Big news for researchers as DocumentCloud, a consortium and repository of primary source documents, announced a partnership with Thomson Reuters' high-volume text identification and tagging program OpenCalais.
DocumentCloud offers accessibility and easy sharing of original source documents from across the web by allowing users to search thousands of documents for nearly any criteria (date, person, location, etc) and facilitates 'document dives,' the collaborative search of a large volume of files by a group of users. Over twenty high-profile news and investigative journalism organizations (listed below) have joined the project, promising to contribute primary source materials enabling the public to explore connections across news reporters' source documents.
Aron Pilhofer, a DocumentCloud co-founder, discussed with Nieman Journalism Labs some of the collaborative and open-sourced foundations of the project, stressing the integral role of the participating publishers and organizations as testers and sources of feedback.
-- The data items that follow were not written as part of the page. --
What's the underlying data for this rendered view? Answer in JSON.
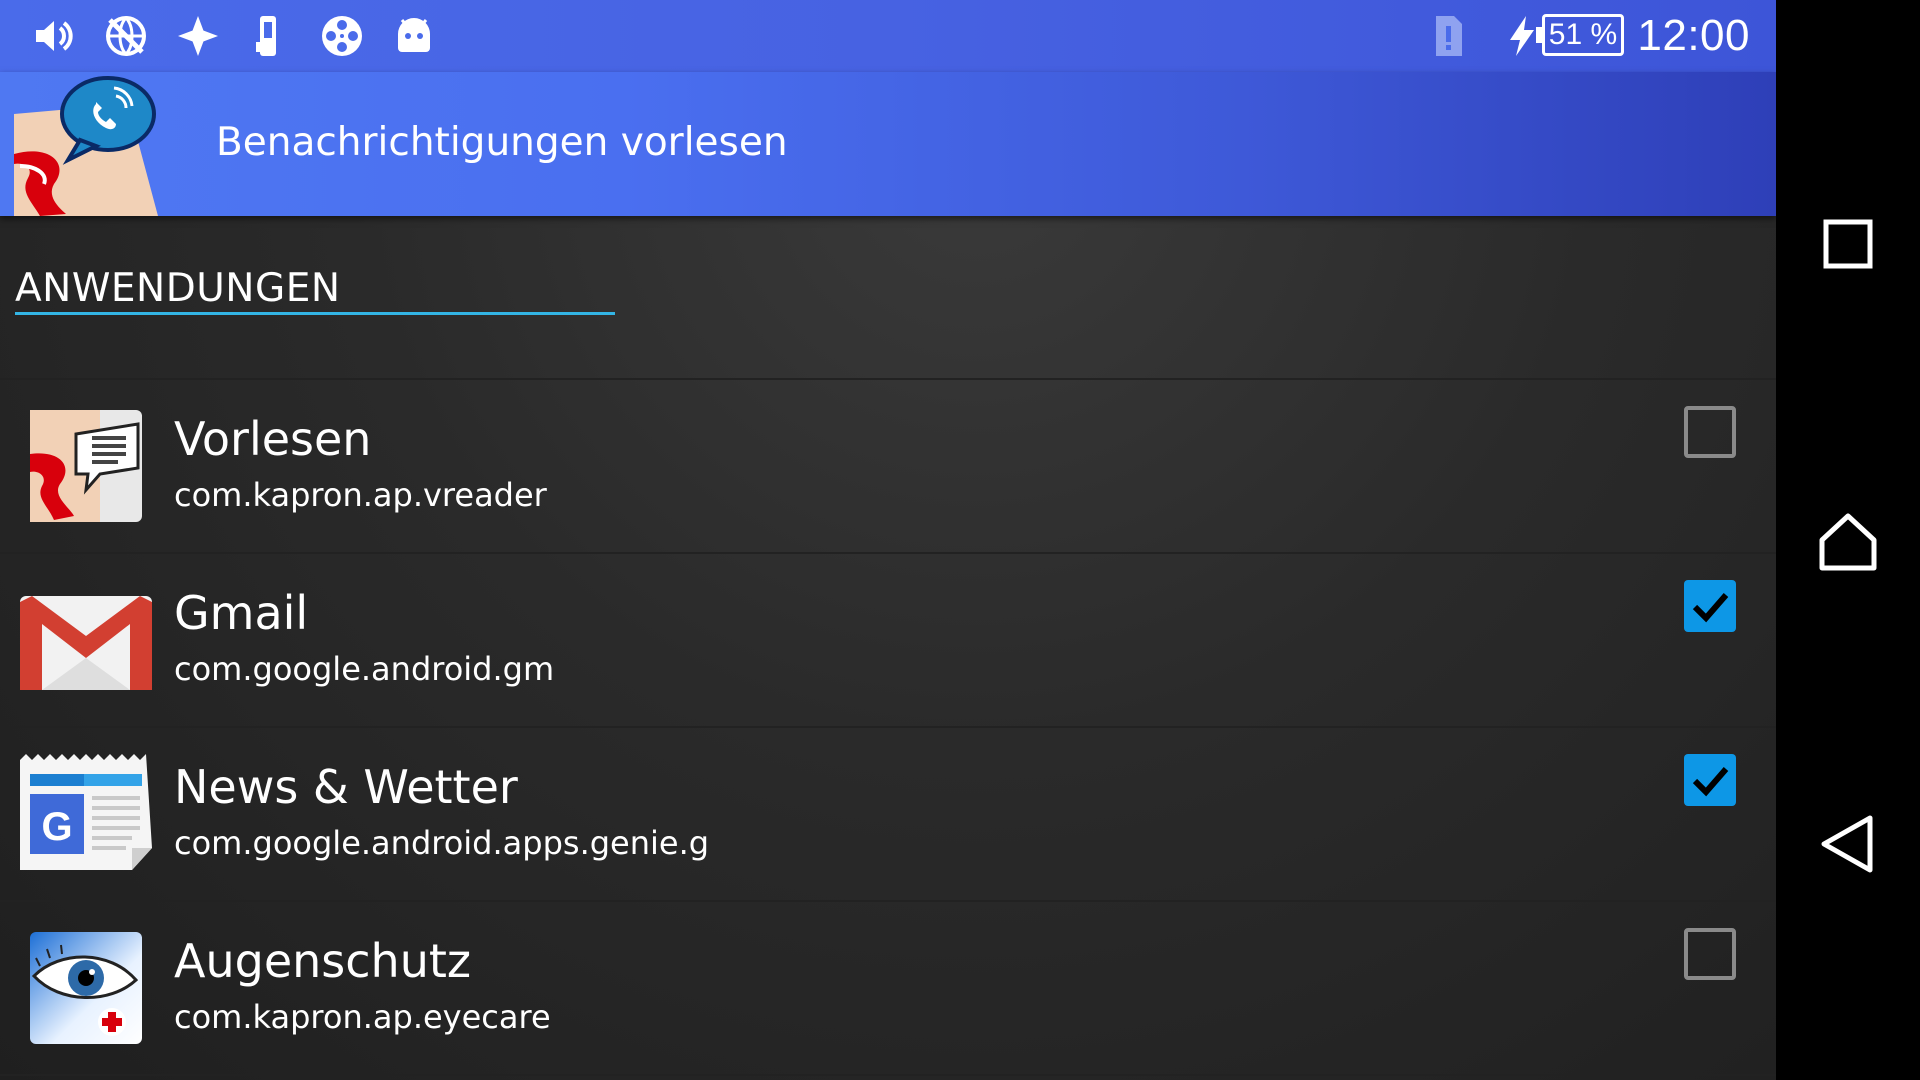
{
  "status_bar": {
    "icons": [
      "volume-icon",
      "network-off-icon",
      "fan-icon",
      "phone-icon",
      "film-reel-icon",
      "android-icon",
      "sim-alert-icon",
      "charging-icon"
    ],
    "battery": "51 %",
    "time": "12:00"
  },
  "action_bar": {
    "title": "Benachrichtigungen vorlesen"
  },
  "section": {
    "title": "ANWENDUNGEN"
  },
  "apps": [
    {
      "name": "Vorlesen",
      "package": "com.kapron.ap.vreader",
      "checked": false,
      "icon": "vorlesen-app-icon"
    },
    {
      "name": "Gmail",
      "package": "com.google.android.gm",
      "checked": true,
      "icon": "gmail-app-icon"
    },
    {
      "name": "News & Wetter",
      "package": "com.google.android.apps.genie.g",
      "checked": true,
      "icon": "news-app-icon"
    },
    {
      "name": "Augenschutz",
      "package": "com.kapron.ap.eyecare",
      "checked": false,
      "icon": "eye-app-icon"
    }
  ],
  "colors": {
    "accent": "#0d97e6",
    "section_underline": "#33b5e5",
    "action_bar": "#4a6ff0"
  },
  "nav": [
    "recents-icon",
    "home-icon",
    "back-icon"
  ]
}
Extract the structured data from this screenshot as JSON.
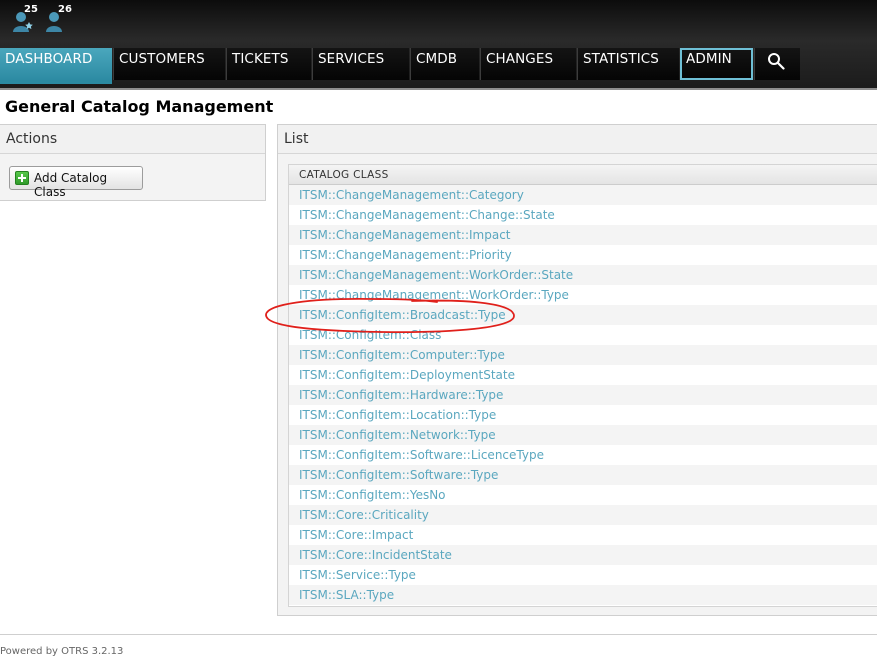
{
  "header": {
    "badges": [
      {
        "count": "25",
        "icon": "user-star-icon"
      },
      {
        "count": "26",
        "icon": "user-icon"
      }
    ],
    "nav": [
      {
        "label": "DASHBOARD",
        "state": "active"
      },
      {
        "label": "CUSTOMERS"
      },
      {
        "label": "TICKETS"
      },
      {
        "label": "SERVICES"
      },
      {
        "label": "CMDB"
      },
      {
        "label": "CHANGES"
      },
      {
        "label": "STATISTICS"
      },
      {
        "label": "ADMIN",
        "state": "highlighted"
      }
    ],
    "search_icon": "search-icon",
    "colors": {
      "active": "#3a9bb2",
      "highlight_border": "#6fc0d6"
    }
  },
  "page": {
    "title": "General Catalog Management"
  },
  "actions": {
    "heading": "Actions",
    "add_button": "Add Catalog Class",
    "add_icon": "plus-icon"
  },
  "list": {
    "heading": "List",
    "column": "CATALOG CLASS",
    "items": [
      "ITSM::ChangeManagement::Category",
      "ITSM::ChangeManagement::Change::State",
      "ITSM::ChangeManagement::Impact",
      "ITSM::ChangeManagement::Priority",
      "ITSM::ChangeManagement::WorkOrder::State",
      "ITSM::ChangeManagement::WorkOrder::Type",
      "ITSM::ConfigItem::Broadcast::Type",
      "ITSM::ConfigItem::Class",
      "ITSM::ConfigItem::Computer::Type",
      "ITSM::ConfigItem::DeploymentState",
      "ITSM::ConfigItem::Hardware::Type",
      "ITSM::ConfigItem::Location::Type",
      "ITSM::ConfigItem::Network::Type",
      "ITSM::ConfigItem::Software::LicenceType",
      "ITSM::ConfigItem::Software::Type",
      "ITSM::ConfigItem::YesNo",
      "ITSM::Core::Criticality",
      "ITSM::Core::Impact",
      "ITSM::Core::IncidentState",
      "ITSM::Service::Type",
      "ITSM::SLA::Type"
    ],
    "link_color": "#5aa7bf"
  },
  "footer": {
    "text": "Powered by OTRS 3.2.13"
  }
}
This guarantees that news publishers will be able to take full advantage of the service while co-founder Eric Umansky assures that contributing journalists will enjoy a 'period of exclusivity' on the database to protect their work in exchange for making their sources public after publication. Furthermore, once the documents are made public, organizations will be able to do all this while keeping the documents--and readers--on their own sites. It is like a card catalog for primary source documents kept all over the globe, accessed and shared through the web.
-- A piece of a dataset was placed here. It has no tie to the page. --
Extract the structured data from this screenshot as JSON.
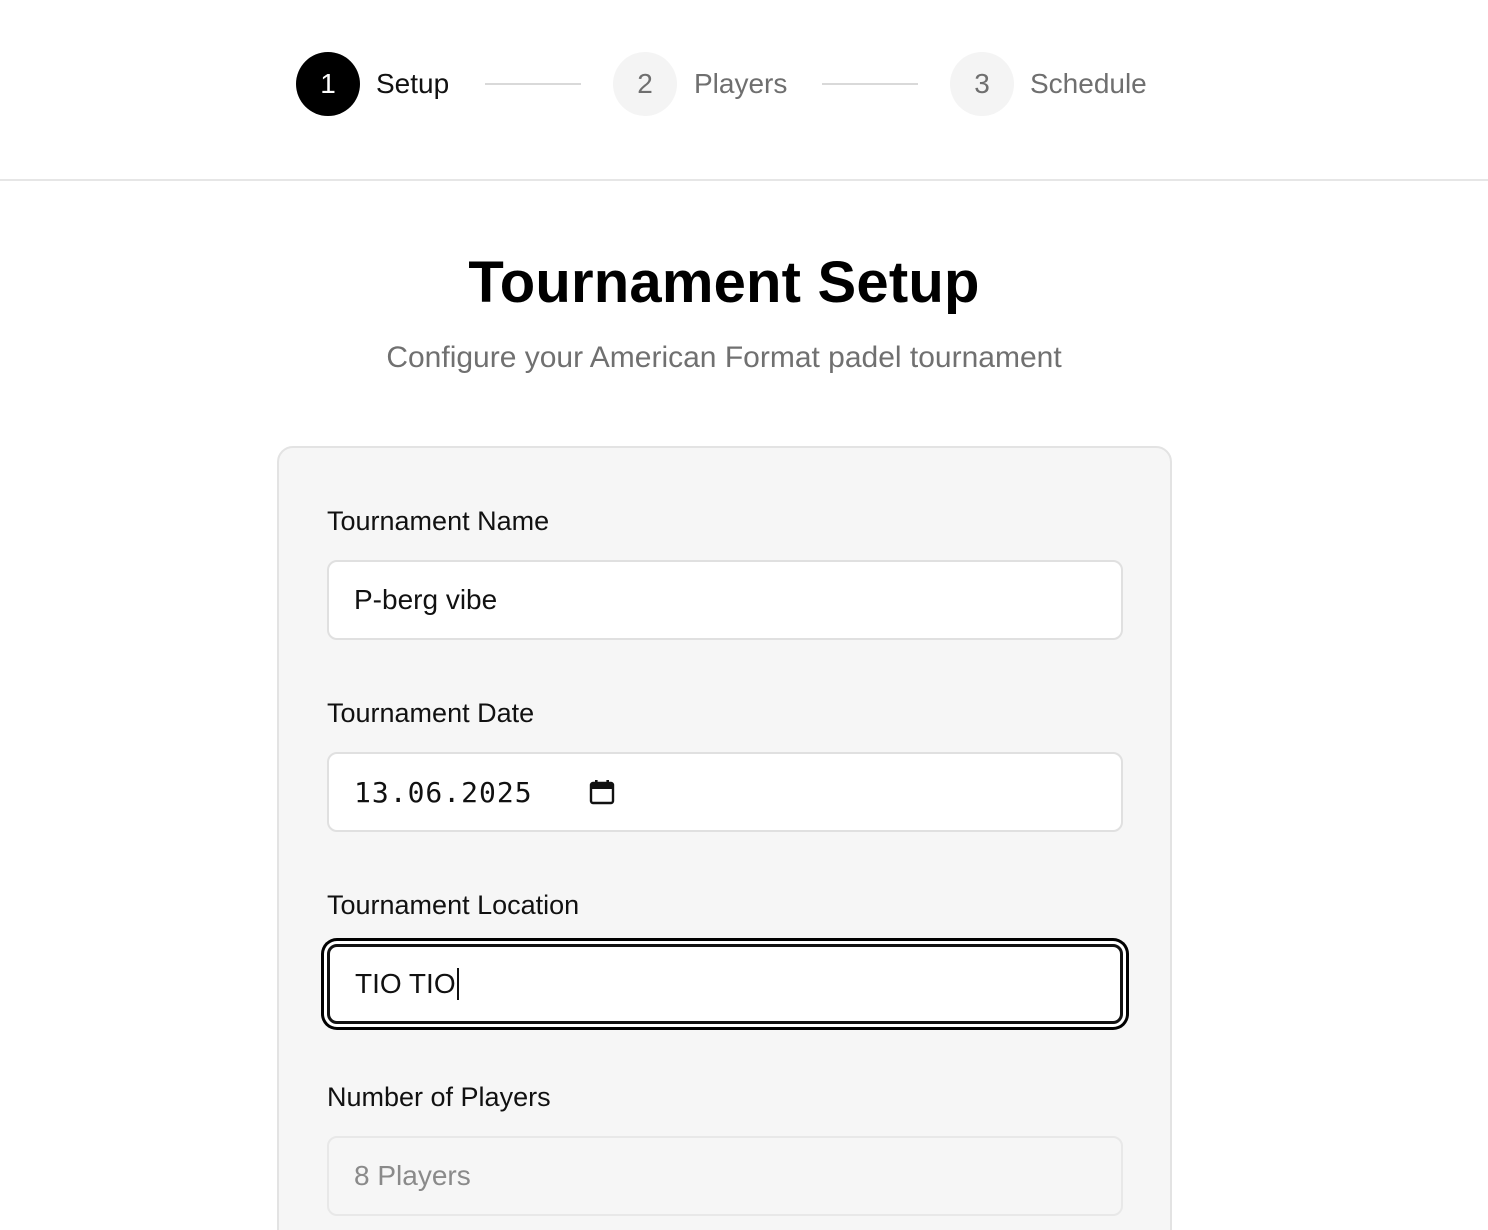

For a project as ambitious as this, there are considerable technical issues regarding the "ability to ingest, to process, database, index and then republish metadata for what could eventually...amount to tens of thousands, hundreds of thousands, millions, possibly, of pages of printed or textual data," hence the natural partnership with Thomson Reuters new service: OpenCalais uses natural language processing (NLP) to "read" a document, instantly identifying and tagging the relevant people, places, companies, facts and events for improved search and navigation. This will make it easy for users to explore connections between newsmakers, corporations and events across documents and across the full collection of source materials.
"By using OpenCalais to tag documents, DocumentCloud will enable journalists, researchers and scholars to find otherwise hidden connections between people, companies and concepts across a body of documents." said Barak Pridor, CEO, ClearForest, the Thomson Reuters company that produces the OpenCalais service. "DocumentCloud will also enable the public to get the 'back story' behind the news and see for themselves the information that reporters use to get at the facts. It's an incredibly powerful tool for democracy and an important step in the ongoing evolution of citizen journalism."
This undoubtedly is a big step forward for cooperation among publishers and news sources in the digital realm, allowing for a greater degree of quality research and fact-checking not only among journalists but also for the general public, thereby increasing the standards of accountability and truthful reporting.
DocumentCloud is expected to launch privately at the end of this year, available for a testing period to the contributing organizations: ACLU National Security Project, Arizona Republic, The Atlantic, Center for Democracy and Technology / OpenCRS, Centre for Investigative Journalism (City University London), Center for Investigative Reporting / California Watch, Center for Public Integrity, Chicago Tribune, Dallas Morning News, Gotham Gazette, The Investigative Reporting Workshop at American University, The National Security Archive, The New York Times, New Yorker, MinnPost, MSNBC, Mother Jones, PBS NewsHour, ProPublica, St. Petersburg Times, Sunlight Foundation, Talking Points Memo, Voice of San Diego, Washington Post, and WNYC.